La distinción es signo de diferencia o la caracterización de su individualidad. El creador insufla su espíritu y parte de su esencia: la obra (pictórica, arquitectónica, literaria,… etc.) pasa a poseer su propia identidad o Alma. Prueba de ello, la Creación enajenada, adquiere “vida propia”; reivindicándose en su singularidad y se dice, de ella, que “¡es única y no hay otra igual!”.

En cambio, la repetición de un objeto, inicialmente admirado, pasa a ser una copia y deja de ser, obviamente, una creación. Sin Alma; sin identidad.

Este ejemplo de desnaturalización de las cosas se ha trasladado, desde el ascenso imparable del consumismo capitalista, a todos los ámbitos de la sociedad occidental. La homogenización, y globalización, de civilizaciones enteras son síntomas de decadencia, de servilismo y de esclavitud. De una esclavitud solapada, ponzoñosa y sutil.

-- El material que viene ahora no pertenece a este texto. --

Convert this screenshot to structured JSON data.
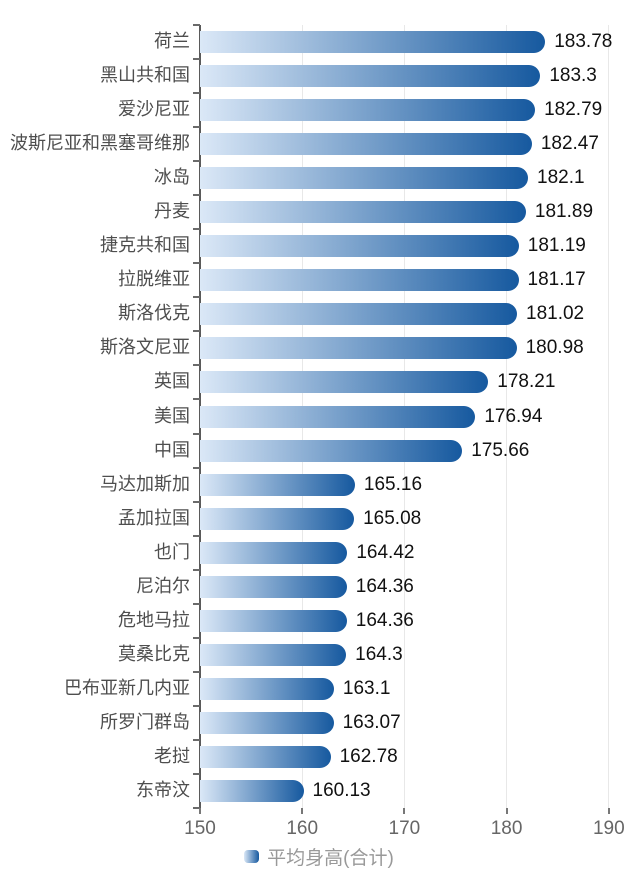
{
  "chart_data": {
    "type": "bar",
    "orientation": "horizontal",
    "title": "",
    "xlabel": "",
    "ylabel": "",
    "series_name": "平均身高(合计)",
    "legend_position": "bottom",
    "grid": true,
    "xlim": [
      150,
      190
    ],
    "x_ticks": [
      "150",
      "160",
      "170",
      "180",
      "190"
    ],
    "x_tick_values": [
      150,
      160,
      170,
      180,
      190
    ],
    "categories": [
      "荷兰",
      "黑山共和国",
      "爱沙尼亚",
      "波斯尼亚和黑塞哥维那",
      "冰岛",
      "丹麦",
      "捷克共和国",
      "拉脱维亚",
      "斯洛伐克",
      "斯洛文尼亚",
      "英国",
      "美国",
      "中国",
      "马达加斯加",
      "孟加拉国",
      "也门",
      "尼泊尔",
      "危地马拉",
      "莫桑比克",
      "巴布亚新几内亚",
      "所罗门群岛",
      "老挝",
      "东帝汶"
    ],
    "values": [
      183.78,
      183.3,
      182.79,
      182.47,
      182.1,
      181.89,
      181.19,
      181.17,
      181.02,
      180.98,
      178.21,
      176.94,
      175.66,
      165.16,
      165.08,
      164.42,
      164.36,
      164.36,
      164.3,
      163.1,
      163.07,
      162.78,
      160.13
    ],
    "value_labels": [
      "183.78",
      "183.3",
      "182.79",
      "182.47",
      "182.1",
      "181.89",
      "181.19",
      "181.17",
      "181.02",
      "180.98",
      "178.21",
      "176.94",
      "175.66",
      "165.16",
      "165.08",
      "164.42",
      "164.36",
      "164.36",
      "164.3",
      "163.1",
      "163.07",
      "162.78",
      "160.13"
    ],
    "colors": {
      "bar_gradient_start": "#dbe8f7",
      "bar_gradient_end": "#16599f",
      "gridline": "#e8e8e8",
      "axis_line": "#5a5a5a",
      "category_label": "#4e4e4e",
      "value_label": "#111111",
      "x_tick_label": "#666666",
      "legend_label": "#999999",
      "background": "#ffffff"
    }
  }
}
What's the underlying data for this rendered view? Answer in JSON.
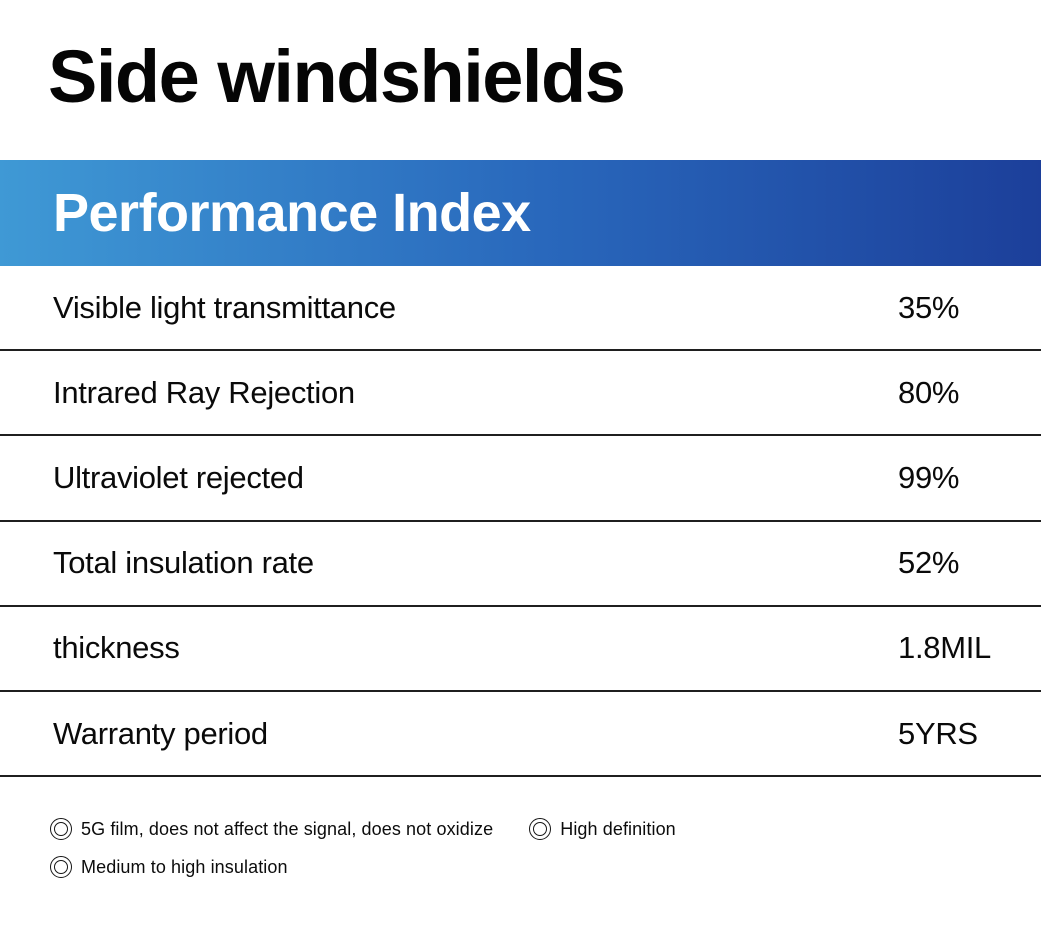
{
  "page": {
    "title": "Side windshields"
  },
  "banner": {
    "title": "Performance Index"
  },
  "colors": {
    "banner_gradient_start": "#3F99D5",
    "banner_gradient_mid": "#2968BC",
    "banner_gradient_end": "#1C3F9A",
    "divider": "#1F1F1F",
    "text": "#0A0A0A",
    "banner_text": "#FFFFFF"
  },
  "table": {
    "rows": [
      {
        "label": "Visible light transmittance",
        "value": "35%"
      },
      {
        "label": "Intrared Ray Rejection",
        "value": "80%"
      },
      {
        "label": "Ultraviolet rejected",
        "value": "99%"
      },
      {
        "label": "Total insulation rate",
        "value": "52%"
      },
      {
        "label": "thickness",
        "value": "1.8MIL"
      },
      {
        "label": "Warranty period",
        "value": "5YRS"
      }
    ]
  },
  "features": {
    "items": [
      {
        "label": "5G film, does not affect the signal, does not oxidize"
      },
      {
        "label": "High definition"
      },
      {
        "label": "Medium to high insulation"
      }
    ]
  }
}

La singularidad del creador como respuesta a la vulgar imitación


Por todo ello, y una vez más, aprendamos de la Naturaleza:

·         En ella, la aparente destrucción de algo, es una permuta o transformación.
·         Ella misma es pura creación.
·         En la Naturaleza no hay nada igual.
·         Por lo que nada, en ella, se repite.
·         Todo encaja en su manto terrenal.
·         Y, evidentemente, en la misma Naturaleza nada está de más.


Tras las innumerables bondades que nos “dispensa” la naturaleza (y no, a la inversa) he llegado a la amarga conclusión -¡en un sinfín de ocasiones!- que (los humanos) somos los únicos que estamos de más en este atribulado mundo: por ser los verdaderos (y únicos) artífices de todos los desastres medioambientales y de todo lo que nos ha sucedido, nos sucede y nos sucederá. No todo es destruir para volver a (re)construir. Después de todo lo que estamos (trágicamente) viviendo, y percibiendo, es urgente cambiar desdibujadas, y aborrecibles, fórmulas económicas, sociales y culturales, para, así, poder llegar a recuperar -¡a tiempo!- al ser humano en su Naturaleza Primera; aplicando (en él y en el entorno) soluciones más creativas, más genuinas, más respetuosas con el medio, más sanas y, por fin, más humanas: ¡La Naturaleza nos lo agradecerá, y nosotros mismos  también!